Defendant raises four assignments of error, which are addressed below.

{¶ 9} "I. The trial court erred in finding the victim [D.C.]1 competent to testify."

{¶ 10} In this assignment of error, defendant argues that the seven-year-old victim was not competent to testify under Evid.R. 601 and the factors set forth in State v. Frazier (1991), 61 Ohio St.3d 247.

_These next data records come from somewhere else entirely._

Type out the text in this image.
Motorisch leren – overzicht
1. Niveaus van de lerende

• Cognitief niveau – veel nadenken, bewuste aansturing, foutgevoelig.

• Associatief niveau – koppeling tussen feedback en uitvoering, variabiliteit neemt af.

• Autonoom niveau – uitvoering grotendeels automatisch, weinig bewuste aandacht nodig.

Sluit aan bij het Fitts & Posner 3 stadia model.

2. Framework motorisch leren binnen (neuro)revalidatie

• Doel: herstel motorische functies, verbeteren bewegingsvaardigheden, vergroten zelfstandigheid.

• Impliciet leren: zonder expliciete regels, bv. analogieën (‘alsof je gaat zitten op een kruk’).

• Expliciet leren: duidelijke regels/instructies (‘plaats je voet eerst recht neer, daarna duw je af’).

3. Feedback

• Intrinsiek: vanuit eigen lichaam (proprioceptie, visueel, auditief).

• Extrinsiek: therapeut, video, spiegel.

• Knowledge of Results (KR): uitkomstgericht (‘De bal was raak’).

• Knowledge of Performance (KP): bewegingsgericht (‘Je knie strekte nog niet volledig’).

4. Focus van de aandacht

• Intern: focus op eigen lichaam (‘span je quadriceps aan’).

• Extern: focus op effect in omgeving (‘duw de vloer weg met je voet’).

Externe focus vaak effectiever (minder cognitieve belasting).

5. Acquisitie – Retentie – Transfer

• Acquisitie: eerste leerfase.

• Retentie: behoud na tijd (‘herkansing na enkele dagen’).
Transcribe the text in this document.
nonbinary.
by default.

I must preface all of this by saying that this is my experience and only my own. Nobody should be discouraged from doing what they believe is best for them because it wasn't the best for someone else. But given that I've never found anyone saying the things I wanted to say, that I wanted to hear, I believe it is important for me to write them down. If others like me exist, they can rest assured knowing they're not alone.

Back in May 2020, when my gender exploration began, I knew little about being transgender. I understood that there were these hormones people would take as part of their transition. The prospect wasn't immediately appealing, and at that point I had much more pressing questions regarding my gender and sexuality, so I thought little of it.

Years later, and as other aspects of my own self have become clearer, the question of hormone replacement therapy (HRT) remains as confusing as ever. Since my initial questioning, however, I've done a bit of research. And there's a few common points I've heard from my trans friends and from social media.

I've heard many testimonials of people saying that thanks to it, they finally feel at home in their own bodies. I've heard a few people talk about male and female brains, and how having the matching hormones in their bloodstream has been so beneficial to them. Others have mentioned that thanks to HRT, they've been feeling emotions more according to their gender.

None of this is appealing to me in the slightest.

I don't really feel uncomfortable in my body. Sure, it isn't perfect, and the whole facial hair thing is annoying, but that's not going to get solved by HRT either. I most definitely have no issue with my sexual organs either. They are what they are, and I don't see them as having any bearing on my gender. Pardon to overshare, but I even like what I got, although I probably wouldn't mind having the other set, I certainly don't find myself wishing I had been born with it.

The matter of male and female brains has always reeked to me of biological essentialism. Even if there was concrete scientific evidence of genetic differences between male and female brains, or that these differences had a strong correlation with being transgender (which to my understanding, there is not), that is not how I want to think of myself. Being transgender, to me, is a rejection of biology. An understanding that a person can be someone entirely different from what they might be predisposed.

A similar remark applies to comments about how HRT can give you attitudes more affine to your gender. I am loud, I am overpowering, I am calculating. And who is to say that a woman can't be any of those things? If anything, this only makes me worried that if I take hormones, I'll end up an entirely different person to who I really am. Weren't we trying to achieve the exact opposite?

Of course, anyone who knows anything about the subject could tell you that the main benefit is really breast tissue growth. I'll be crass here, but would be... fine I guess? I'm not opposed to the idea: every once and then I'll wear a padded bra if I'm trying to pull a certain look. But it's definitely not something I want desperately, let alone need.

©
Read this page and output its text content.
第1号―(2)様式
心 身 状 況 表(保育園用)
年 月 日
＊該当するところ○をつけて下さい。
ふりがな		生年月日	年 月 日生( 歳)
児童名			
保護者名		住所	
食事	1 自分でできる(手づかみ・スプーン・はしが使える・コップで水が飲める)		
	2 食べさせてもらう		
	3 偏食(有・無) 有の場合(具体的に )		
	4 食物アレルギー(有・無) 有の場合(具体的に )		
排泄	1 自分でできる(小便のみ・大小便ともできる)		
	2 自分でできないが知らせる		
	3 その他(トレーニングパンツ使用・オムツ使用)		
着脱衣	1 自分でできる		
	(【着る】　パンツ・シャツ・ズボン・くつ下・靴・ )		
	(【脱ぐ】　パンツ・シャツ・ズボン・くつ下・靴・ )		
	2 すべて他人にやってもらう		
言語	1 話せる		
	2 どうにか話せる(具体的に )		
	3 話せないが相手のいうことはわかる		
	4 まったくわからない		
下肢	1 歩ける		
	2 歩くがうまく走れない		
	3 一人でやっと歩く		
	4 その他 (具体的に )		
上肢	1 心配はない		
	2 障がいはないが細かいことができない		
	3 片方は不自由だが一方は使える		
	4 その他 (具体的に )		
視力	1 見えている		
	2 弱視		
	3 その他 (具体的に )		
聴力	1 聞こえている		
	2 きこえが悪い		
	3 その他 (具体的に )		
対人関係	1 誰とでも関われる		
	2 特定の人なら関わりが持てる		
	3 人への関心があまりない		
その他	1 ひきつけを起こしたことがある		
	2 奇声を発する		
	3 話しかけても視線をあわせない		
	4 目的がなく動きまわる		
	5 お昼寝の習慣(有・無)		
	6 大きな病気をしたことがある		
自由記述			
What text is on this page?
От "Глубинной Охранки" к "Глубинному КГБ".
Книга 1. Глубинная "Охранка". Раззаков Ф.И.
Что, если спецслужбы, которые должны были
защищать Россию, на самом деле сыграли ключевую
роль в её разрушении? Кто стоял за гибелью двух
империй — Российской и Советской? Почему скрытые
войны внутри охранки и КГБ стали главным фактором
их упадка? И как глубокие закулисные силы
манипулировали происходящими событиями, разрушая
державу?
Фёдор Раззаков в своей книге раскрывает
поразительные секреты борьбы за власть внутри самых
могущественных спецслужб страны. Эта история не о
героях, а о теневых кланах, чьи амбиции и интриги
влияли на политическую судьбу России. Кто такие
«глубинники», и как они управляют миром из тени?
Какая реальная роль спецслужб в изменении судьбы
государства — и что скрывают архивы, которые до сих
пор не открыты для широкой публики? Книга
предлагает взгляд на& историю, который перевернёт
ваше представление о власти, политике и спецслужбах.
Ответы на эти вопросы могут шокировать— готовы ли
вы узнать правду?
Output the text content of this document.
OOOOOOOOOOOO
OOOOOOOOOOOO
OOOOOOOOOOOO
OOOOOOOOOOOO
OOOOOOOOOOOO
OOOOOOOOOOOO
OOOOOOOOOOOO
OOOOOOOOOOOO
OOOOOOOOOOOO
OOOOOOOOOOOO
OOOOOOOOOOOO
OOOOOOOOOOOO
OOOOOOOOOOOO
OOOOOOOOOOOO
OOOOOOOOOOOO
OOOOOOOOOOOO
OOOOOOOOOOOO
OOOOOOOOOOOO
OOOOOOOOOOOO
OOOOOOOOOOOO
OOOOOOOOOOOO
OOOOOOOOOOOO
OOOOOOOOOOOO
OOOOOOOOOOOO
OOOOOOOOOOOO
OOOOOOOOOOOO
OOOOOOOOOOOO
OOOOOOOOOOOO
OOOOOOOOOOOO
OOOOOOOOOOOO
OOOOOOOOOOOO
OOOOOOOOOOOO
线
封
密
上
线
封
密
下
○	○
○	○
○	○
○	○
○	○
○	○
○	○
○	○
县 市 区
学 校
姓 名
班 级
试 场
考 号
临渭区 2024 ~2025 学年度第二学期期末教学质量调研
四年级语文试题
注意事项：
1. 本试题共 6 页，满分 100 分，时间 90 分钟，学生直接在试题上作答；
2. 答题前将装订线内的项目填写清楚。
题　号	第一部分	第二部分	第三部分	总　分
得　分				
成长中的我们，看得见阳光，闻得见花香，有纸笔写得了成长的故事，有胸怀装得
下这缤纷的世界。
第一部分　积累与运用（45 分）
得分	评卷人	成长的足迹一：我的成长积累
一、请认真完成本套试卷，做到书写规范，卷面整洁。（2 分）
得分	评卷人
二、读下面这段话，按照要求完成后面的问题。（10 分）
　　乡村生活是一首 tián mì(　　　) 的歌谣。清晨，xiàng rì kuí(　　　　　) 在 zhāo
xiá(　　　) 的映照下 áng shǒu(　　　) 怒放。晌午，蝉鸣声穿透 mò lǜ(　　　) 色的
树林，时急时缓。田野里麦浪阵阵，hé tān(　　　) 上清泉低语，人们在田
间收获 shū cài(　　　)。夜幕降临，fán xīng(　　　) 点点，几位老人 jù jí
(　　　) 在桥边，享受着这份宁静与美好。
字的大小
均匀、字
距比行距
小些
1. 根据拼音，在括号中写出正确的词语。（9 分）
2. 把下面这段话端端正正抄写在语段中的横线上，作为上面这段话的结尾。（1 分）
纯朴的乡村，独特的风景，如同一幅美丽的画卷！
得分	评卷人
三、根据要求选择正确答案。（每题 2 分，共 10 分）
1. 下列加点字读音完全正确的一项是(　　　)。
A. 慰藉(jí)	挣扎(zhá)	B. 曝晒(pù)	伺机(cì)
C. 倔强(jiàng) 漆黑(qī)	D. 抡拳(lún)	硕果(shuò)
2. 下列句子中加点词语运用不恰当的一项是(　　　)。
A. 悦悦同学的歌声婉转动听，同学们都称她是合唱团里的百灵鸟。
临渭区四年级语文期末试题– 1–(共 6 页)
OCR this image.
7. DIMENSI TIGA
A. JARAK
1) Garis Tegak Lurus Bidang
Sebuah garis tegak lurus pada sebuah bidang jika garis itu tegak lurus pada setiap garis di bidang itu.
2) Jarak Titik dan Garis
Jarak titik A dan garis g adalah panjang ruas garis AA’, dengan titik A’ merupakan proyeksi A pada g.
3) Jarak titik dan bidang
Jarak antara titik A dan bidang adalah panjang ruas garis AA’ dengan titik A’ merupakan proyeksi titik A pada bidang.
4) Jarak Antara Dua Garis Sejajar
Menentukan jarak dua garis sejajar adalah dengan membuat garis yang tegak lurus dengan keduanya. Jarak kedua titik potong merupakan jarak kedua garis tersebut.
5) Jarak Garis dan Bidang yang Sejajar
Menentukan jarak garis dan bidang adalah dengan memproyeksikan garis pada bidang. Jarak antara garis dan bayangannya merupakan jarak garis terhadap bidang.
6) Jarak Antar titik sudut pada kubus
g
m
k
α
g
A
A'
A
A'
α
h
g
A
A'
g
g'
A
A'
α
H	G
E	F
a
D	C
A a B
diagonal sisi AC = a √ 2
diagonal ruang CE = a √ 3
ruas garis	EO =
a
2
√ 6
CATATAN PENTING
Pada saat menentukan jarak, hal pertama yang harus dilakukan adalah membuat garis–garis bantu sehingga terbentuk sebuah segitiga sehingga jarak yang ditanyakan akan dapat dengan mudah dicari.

{¶ 11} Ohio Rule of Evidence 601(A) provides:

{¶ 12} "Every person is competent to be a witness except: (A) Those of unsound mind, and children under ten years of age, who appear incapable of receiving just impressions of the facts and transactions respecting which they are examined, or of relating them truly." *Page 6

{¶ 13} The trial judge has a duty to conduct a voir dire examination of a child under ten years of age to determine the child's competency to testify. State v. Frazier (1991), 61 Ohio St.3d 247, 250-51. In determining whether a child under ten is competent to testify, the trial court must take into consideration: (1) the child's ability to receive accurate impressions of fact or observe acts about which she will testify; (2) the child's ability to recollect those impressions or observations; (3) the child's ability to communicate what was observed; (4) the child's understanding of truth and falsity; and (5) the child's appreciation of her responsibility to be truthful. Id. at 251. The determination of competency is within the trial judge's sound discretion. Id. Absent a showing of an abuse of discretion, a reviewing court will not disturb the trial court's ruling. State v. Hogan (June 8, 1995), Cuyahoga App. No. 66956.

{¶ 14} Defendant contends that the trial court abused its discretion by finding the victim was competent to testify.

{¶ 15} During the competency examination, the trial court had the opportunity to observe the victim respond to questions on direct and cross-examination. The trial court also asked its own questions of her. At the conclusion of the questioning, the trial court found that she was competent. We do not find that the trial court abused its discretion by finding the victim competent to testify.

{¶ 16} It is not the role of the trial judge to determine that everything a child will testify to is accurate, but whether the child has the intellectual capacity to accurately *Page 7 and truthfully recount events. State v. Allen (1990),69 Ohio App.3d 366, 374. Any inconsistencies between the victim's trial testimony and the testimony of other witness's relate to her credibility, not her competency. State v. Cobb (1991), 81 Ohio App.3d 179, 183. The victim's credibility was for the jury's consideration. State v. Allen (1990),69 Ohio App.3d 366, 374; State v. Chamberlain (July 25, 1991), Cuyahoga App. No. 58949.